The policy was not prominently distinguished, not specifically
highlighted, and there was no place for the employee to acknowledge the policy
in writing. The court noted that Vista
Del Mar corrected these deficiencies in a later handbook issued in 2009 that
not only required employees to sign for receipt of the handbook acknowledging
inclusion of the arbitration policy, but also required employees to sign a
full, separate arbitration agreement.
Unfortunately for Vista Del Mar, Sparks did not sign the 2009 handbook
acknowledgment, or the separate arbitration agreement.
Thus, Vista
Del Mar was left with the 2006 handbook Dispute Resolution Policy. The court noted that immediately after the Dispute
Resolution Policy, the handbook contained an Amendment, Revisions, and
Modifications Policy, which stated “this handbook is not intended to create a
contract of employment and does not in any way alter the at-will employment
relationship between” Vista Del Mar and its employees. The court found that such language did not bind
Sparks to arbitration as it negated the contractual nature of the Dispute Resolution
Policy. Vista Del Mar could not “have it
both ways” by claiming the handbook was not a contract but then argue that
Sparks was bound to arbitrate employment disputes through the same document.
Further, the
acknowledgment Sparks signed provided that Vista Del Mar could “change, rescind
or add to any policies, benefits or practices described in the Handbook from
time to time in its sole and absolute discretion, with or without prior
notice.” The court found Vista Del Mar’s
ability to unilaterally modify the handbook rendered the agreement to arbitrate
in the Dispute Resolution Policy illusory – even though it has been held that
such a right does not nullify an arbitration agreement so long as it is exercised
fairly and in good faith. 24 Hour Fitness, Inc. v. Superior Court
(1998) 66 Cal.App.4th 1199, 1214.
The court was not finished, and faulted Vista Del
Mar for not providing a copy of the American Arbitration Association (“AAA”)

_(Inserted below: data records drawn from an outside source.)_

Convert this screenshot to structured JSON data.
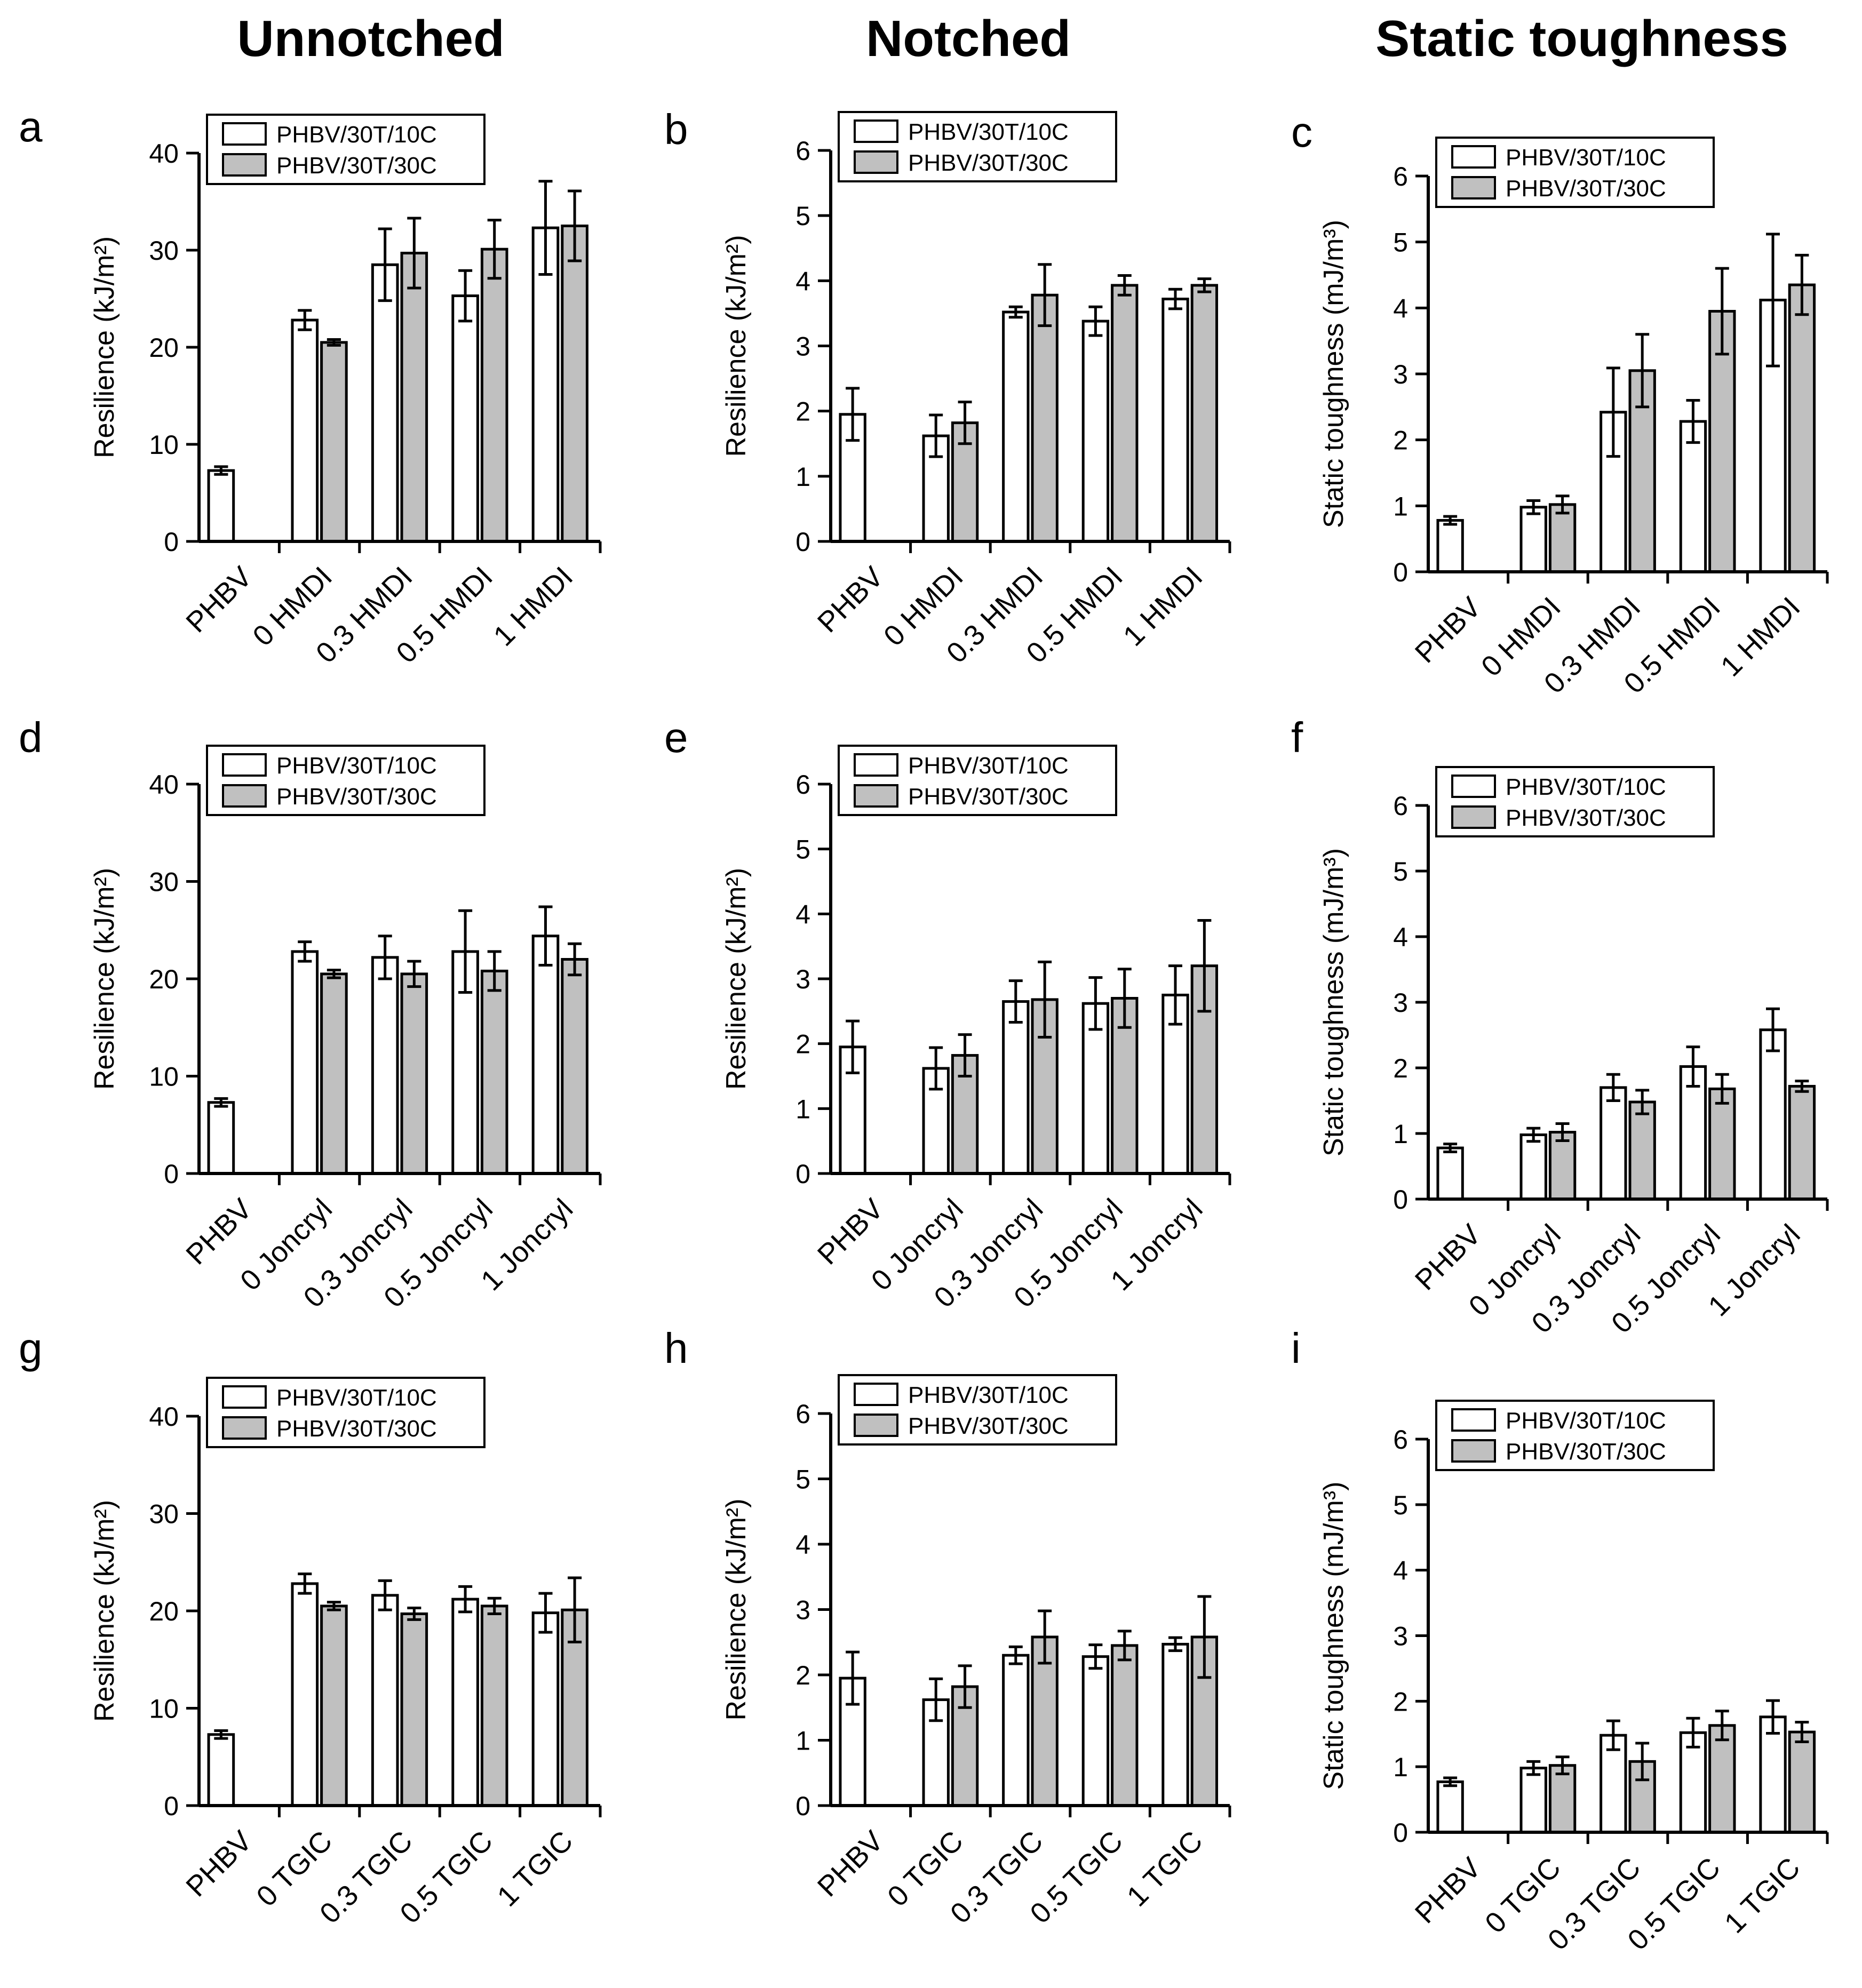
{
  "column_titles": [
    "Unnotched",
    "Notched",
    "Static toughness"
  ],
  "legend": [
    {
      "label": "PHBV/30T/10C",
      "color": "#ffffff"
    },
    {
      "label": "PHBV/30T/30C",
      "color": "#c0c0c0"
    }
  ],
  "chart_data": [
    {
      "type": "bar",
      "panel": "a",
      "ylabel": "Resilience (kJ/m²)",
      "ylim": [
        0,
        40
      ],
      "yticks": [
        0,
        10,
        20,
        30,
        40
      ],
      "categories": [
        "PHBV",
        "0 HMDI",
        "0.3 HMDI",
        "0.5 HMDI",
        "1 HMDI"
      ],
      "series": [
        {
          "name": "PHBV/30T/10C",
          "values": [
            7.3,
            22.8,
            28.5,
            25.3,
            32.3
          ],
          "errors": [
            0.4,
            1.0,
            3.7,
            2.6,
            4.8
          ]
        },
        {
          "name": "PHBV/30T/30C",
          "values": [
            null,
            20.5,
            29.7,
            30.1,
            32.5
          ],
          "errors": [
            null,
            0.3,
            3.6,
            3.0,
            3.6
          ]
        }
      ]
    },
    {
      "type": "bar",
      "panel": "b",
      "ylabel": "Resilience (kJ/m²)",
      "ylim": [
        0,
        6
      ],
      "yticks": [
        0,
        1,
        2,
        3,
        4,
        5,
        6
      ],
      "categories": [
        "PHBV",
        "0 HMDI",
        "0.3 HMDI",
        "0.5 HMDI",
        "1 HMDI"
      ],
      "series": [
        {
          "name": "PHBV/30T/10C",
          "values": [
            1.95,
            1.62,
            3.52,
            3.38,
            3.72
          ],
          "errors": [
            0.4,
            0.32,
            0.08,
            0.22,
            0.15
          ]
        },
        {
          "name": "PHBV/30T/30C",
          "values": [
            null,
            1.82,
            3.78,
            3.93,
            3.93
          ],
          "errors": [
            null,
            0.32,
            0.47,
            0.15,
            0.1
          ]
        }
      ]
    },
    {
      "type": "bar",
      "panel": "c",
      "ylabel": "Static toughness (mJ/m³)",
      "ylim": [
        0,
        6
      ],
      "yticks": [
        0,
        1,
        2,
        3,
        4,
        5,
        6
      ],
      "categories": [
        "PHBV",
        "0 HMDI",
        "0.3 HMDI",
        "0.5 HMDI",
        "1 HMDI"
      ],
      "series": [
        {
          "name": "PHBV/30T/10C",
          "values": [
            0.78,
            0.98,
            2.42,
            2.28,
            4.12
          ],
          "errors": [
            0.06,
            0.1,
            0.67,
            0.32,
            1.0
          ]
        },
        {
          "name": "PHBV/30T/30C",
          "values": [
            null,
            1.02,
            3.05,
            3.95,
            4.35
          ],
          "errors": [
            null,
            0.13,
            0.55,
            0.65,
            0.45
          ]
        }
      ]
    },
    {
      "type": "bar",
      "panel": "d",
      "ylabel": "Resilience (kJ/m²)",
      "ylim": [
        0,
        40
      ],
      "yticks": [
        0,
        10,
        20,
        30,
        40
      ],
      "categories": [
        "PHBV",
        "0 Joncryl",
        "0.3 Joncryl",
        "0.5 Joncryl",
        "1 Joncryl"
      ],
      "series": [
        {
          "name": "PHBV/30T/10C",
          "values": [
            7.3,
            22.8,
            22.2,
            22.8,
            24.4
          ],
          "errors": [
            0.4,
            1.0,
            2.2,
            4.2,
            3.0
          ]
        },
        {
          "name": "PHBV/30T/30C",
          "values": [
            null,
            20.5,
            20.5,
            20.8,
            22.0
          ],
          "errors": [
            null,
            0.4,
            1.3,
            2.0,
            1.6
          ]
        }
      ]
    },
    {
      "type": "bar",
      "panel": "e",
      "ylabel": "Resilience (kJ/m²)",
      "ylim": [
        0,
        6
      ],
      "yticks": [
        0,
        1,
        2,
        3,
        4,
        5,
        6
      ],
      "categories": [
        "PHBV",
        "0 Joncryl",
        "0.3 Joncryl",
        "0.5 Joncryl",
        "1 Joncryl"
      ],
      "series": [
        {
          "name": "PHBV/30T/10C",
          "values": [
            1.95,
            1.62,
            2.65,
            2.62,
            2.75
          ],
          "errors": [
            0.4,
            0.32,
            0.32,
            0.4,
            0.45
          ]
        },
        {
          "name": "PHBV/30T/30C",
          "values": [
            null,
            1.82,
            2.68,
            2.7,
            3.2
          ],
          "errors": [
            null,
            0.32,
            0.58,
            0.45,
            0.7
          ]
        }
      ]
    },
    {
      "type": "bar",
      "panel": "f",
      "ylabel": "Static toughness (mJ/m³)",
      "ylim": [
        0,
        6
      ],
      "yticks": [
        0,
        1,
        2,
        3,
        4,
        5,
        6
      ],
      "categories": [
        "PHBV",
        "0 Joncryl",
        "0.3 Joncryl",
        "0.5 Joncryl",
        "1 Joncryl"
      ],
      "series": [
        {
          "name": "PHBV/30T/10C",
          "values": [
            0.78,
            0.98,
            1.7,
            2.02,
            2.58
          ],
          "errors": [
            0.06,
            0.1,
            0.2,
            0.3,
            0.32
          ]
        },
        {
          "name": "PHBV/30T/30C",
          "values": [
            null,
            1.02,
            1.48,
            1.68,
            1.72
          ],
          "errors": [
            null,
            0.13,
            0.18,
            0.22,
            0.08
          ]
        }
      ]
    },
    {
      "type": "bar",
      "panel": "g",
      "ylabel": "Resilience (kJ/m²)",
      "ylim": [
        0,
        40
      ],
      "yticks": [
        0,
        10,
        20,
        30,
        40
      ],
      "categories": [
        "PHBV",
        "0 TGIC",
        "0.3 TGIC",
        "0.5 TGIC",
        "1 TGIC"
      ],
      "series": [
        {
          "name": "PHBV/30T/10C",
          "values": [
            7.3,
            22.8,
            21.6,
            21.2,
            19.8
          ],
          "errors": [
            0.4,
            1.0,
            1.5,
            1.3,
            2.0
          ]
        },
        {
          "name": "PHBV/30T/30C",
          "values": [
            null,
            20.5,
            19.7,
            20.5,
            20.1
          ],
          "errors": [
            null,
            0.4,
            0.6,
            0.8,
            3.3
          ]
        }
      ]
    },
    {
      "type": "bar",
      "panel": "h",
      "ylabel": "Resilience (kJ/m²)",
      "ylim": [
        0,
        6
      ],
      "yticks": [
        0,
        1,
        2,
        3,
        4,
        5,
        6
      ],
      "categories": [
        "PHBV",
        "0 TGIC",
        "0.3 TGIC",
        "0.5 TGIC",
        "1 TGIC"
      ],
      "series": [
        {
          "name": "PHBV/30T/10C",
          "values": [
            1.95,
            1.62,
            2.3,
            2.28,
            2.47
          ],
          "errors": [
            0.4,
            0.32,
            0.13,
            0.18,
            0.1
          ]
        },
        {
          "name": "PHBV/30T/30C",
          "values": [
            null,
            1.82,
            2.58,
            2.45,
            2.58
          ],
          "errors": [
            null,
            0.32,
            0.4,
            0.22,
            0.62
          ]
        }
      ]
    },
    {
      "type": "bar",
      "panel": "i",
      "ylabel": "Static toughness (mJ/m³)",
      "ylim": [
        0,
        6
      ],
      "yticks": [
        0,
        1,
        2,
        3,
        4,
        5,
        6
      ],
      "categories": [
        "PHBV",
        "0 TGIC",
        "0.3 TGIC",
        "0.5 TGIC",
        "1 TGIC"
      ],
      "series": [
        {
          "name": "PHBV/30T/10C",
          "values": [
            0.77,
            0.98,
            1.48,
            1.52,
            1.76
          ],
          "errors": [
            0.06,
            0.1,
            0.22,
            0.22,
            0.25
          ]
        },
        {
          "name": "PHBV/30T/30C",
          "values": [
            null,
            1.02,
            1.08,
            1.63,
            1.53
          ],
          "errors": [
            null,
            0.13,
            0.28,
            0.22,
            0.15
          ]
        }
      ]
    }
  ]
}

rules to Sparks as the Dispute Resolution Policy specifically incorporated the
AAA rules. Further, the court determined the policy was unconscionable
because it did not meet the minimum requirements set forth in Armendariz v.
Foundation Health Psychcare Services, Inc., 24 Cal.4th 83 (2000). The
policy language required employees to relinquish administrative and judicial
rights under federal and state law, and contained no express provision
regarding discovery rights.
What This Means For Employers
Above all, the Sparks case stands as just another
example of the extreme judicial hostility some courts still have towards
arbitration agreements in the employment setting. It is difficult to
balance the employer’s desire to avoid eroding the at-will presumption and
avoid creating an implied agreement not to terminate employees but for good
cause against creating a contractual and enforceable obligation to arbitrate
employment disputes. Arbitration agreements that are separate from the
employee handbook allow for clearer distinction between these competing
objectives. Further, to guard against the possibility of such agreements
being invalidated, employers should consider using a stand-alone agreement
which (1) specifies that all claims against the employer and its officers,
directors and employees are arbitrable under the Federal Arbitration Act; (2)

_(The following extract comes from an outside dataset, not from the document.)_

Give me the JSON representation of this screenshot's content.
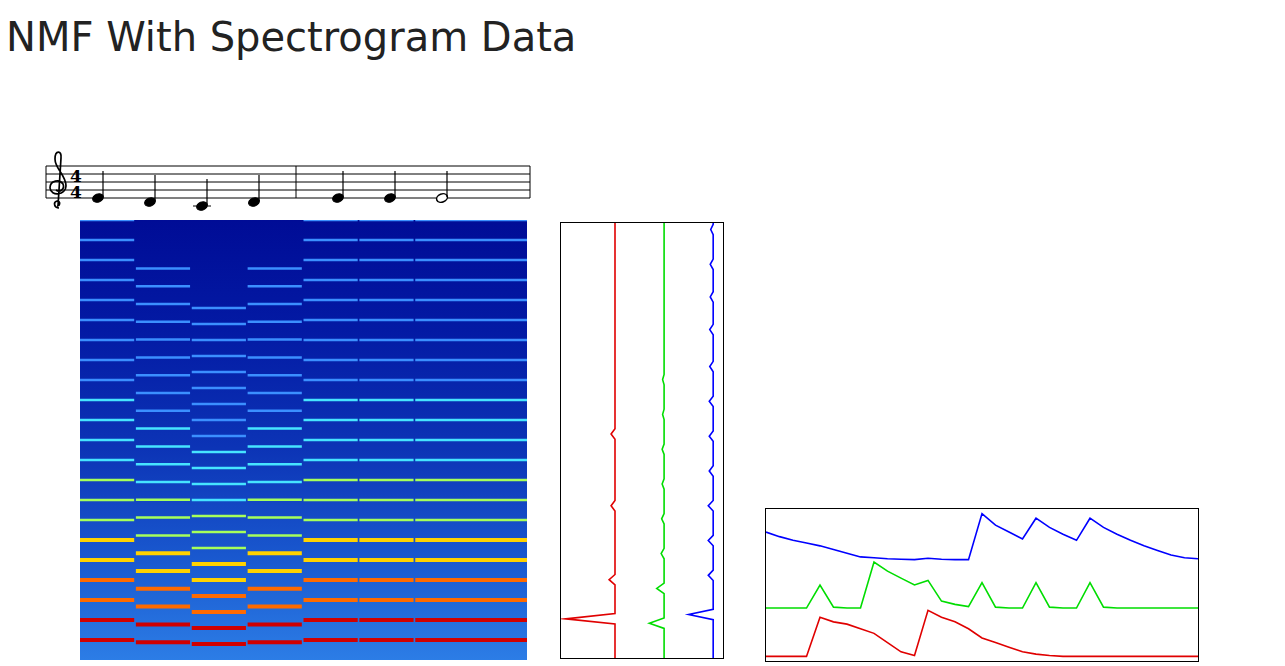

excludes only claims for administrative charges filed with the EEOC and DFEH
(which the Sparks policy failed to do), as well as unemployment and
workers’ compensation insurance, and unfair labor practice charges filed with
the NLRB; (3) provide reference or access to the rules of the tribunal which
will be administering the arbitration; (4) provide that to the fullest extent
permitted by law, the claims asserted in arbitration shall not be joined or
consolidated with those of other parties; and (5) provide that it is the entire
agreement between the parties with respect to dispute resolution and can only
be modified by both parties in writing. By including such provisions,
employers should be able to maximize their ability to enforce arbitration
agreements should the time come for them to do so.